Babak Zainli, Sohba Taef, Shervin Shabrokh, Nika Ismailpour, Iman Ehsani, Iren Rahmani, Foad Taefi, Ali Bagher Kashi, Reza and Fahimeh Yazdi were arrested by the security forces at Mr. Zainli’s house on the November 7th. After arresting these people, the agents searched Mr. Zainli’s house and confiscated some of his personal belongings, including electrical devices, bank and identity documents.

Among these people, Nika Ismailpour, Fahimeh Yazdi, Iman Ehsani and Mohammad Ali Haji Bagher Kashi were released on bail on November 25th.

Soon after, these Baha’i citizens were accused in the General and Revolutionary Prosecutor’s Office at Shahriar city for the charges of propaganda activity against the regime, action against national security and membership in anti-regime groups.
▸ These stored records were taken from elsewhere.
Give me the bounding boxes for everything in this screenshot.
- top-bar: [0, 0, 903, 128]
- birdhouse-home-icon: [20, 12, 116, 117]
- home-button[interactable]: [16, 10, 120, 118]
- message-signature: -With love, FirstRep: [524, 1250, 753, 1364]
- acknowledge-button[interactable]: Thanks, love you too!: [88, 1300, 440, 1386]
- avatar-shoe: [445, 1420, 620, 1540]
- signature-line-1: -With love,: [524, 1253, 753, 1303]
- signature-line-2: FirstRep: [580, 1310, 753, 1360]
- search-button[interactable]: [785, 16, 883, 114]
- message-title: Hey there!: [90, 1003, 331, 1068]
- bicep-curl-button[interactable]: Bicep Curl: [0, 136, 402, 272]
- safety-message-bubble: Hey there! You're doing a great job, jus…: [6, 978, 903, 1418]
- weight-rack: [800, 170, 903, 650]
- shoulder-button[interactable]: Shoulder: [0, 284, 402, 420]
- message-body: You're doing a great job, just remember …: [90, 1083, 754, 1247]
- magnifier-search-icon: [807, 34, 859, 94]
Earlier, an informed source told HRANA: “Mr. Taefi suffers from thyroid disease and needs to take medicine.” “His family took action to deliver the medicine needed by this citizen, but the investigator of the case opposed the delivery of the medicine.”

Baha’i citizens in Iran are deprived of freedoms related to their religious beliefs. This systemic injustice results in consistent violations of the Baha’is’ fundamental right to practice their religion, a direct violation of Article 18 of the Universal Declaration of Human Rights and Article 18 of the International Covenant on Civil and Political Rights that explicitly guarantees every person the right to freedom of religion, freedom to change their religion, and freedom of expression, individually or collectively, openly or in private.

According to unofficial sources, there are more than three hundred thousand Baha’is in Iran, but the Iranian constitution only recognizes Islam, Christianity, Judaism, and Zoroastrianism and does not recognize Baha’i Faith. For this reason, the rights of Baha’is have been systematically violated in Iran over the many years.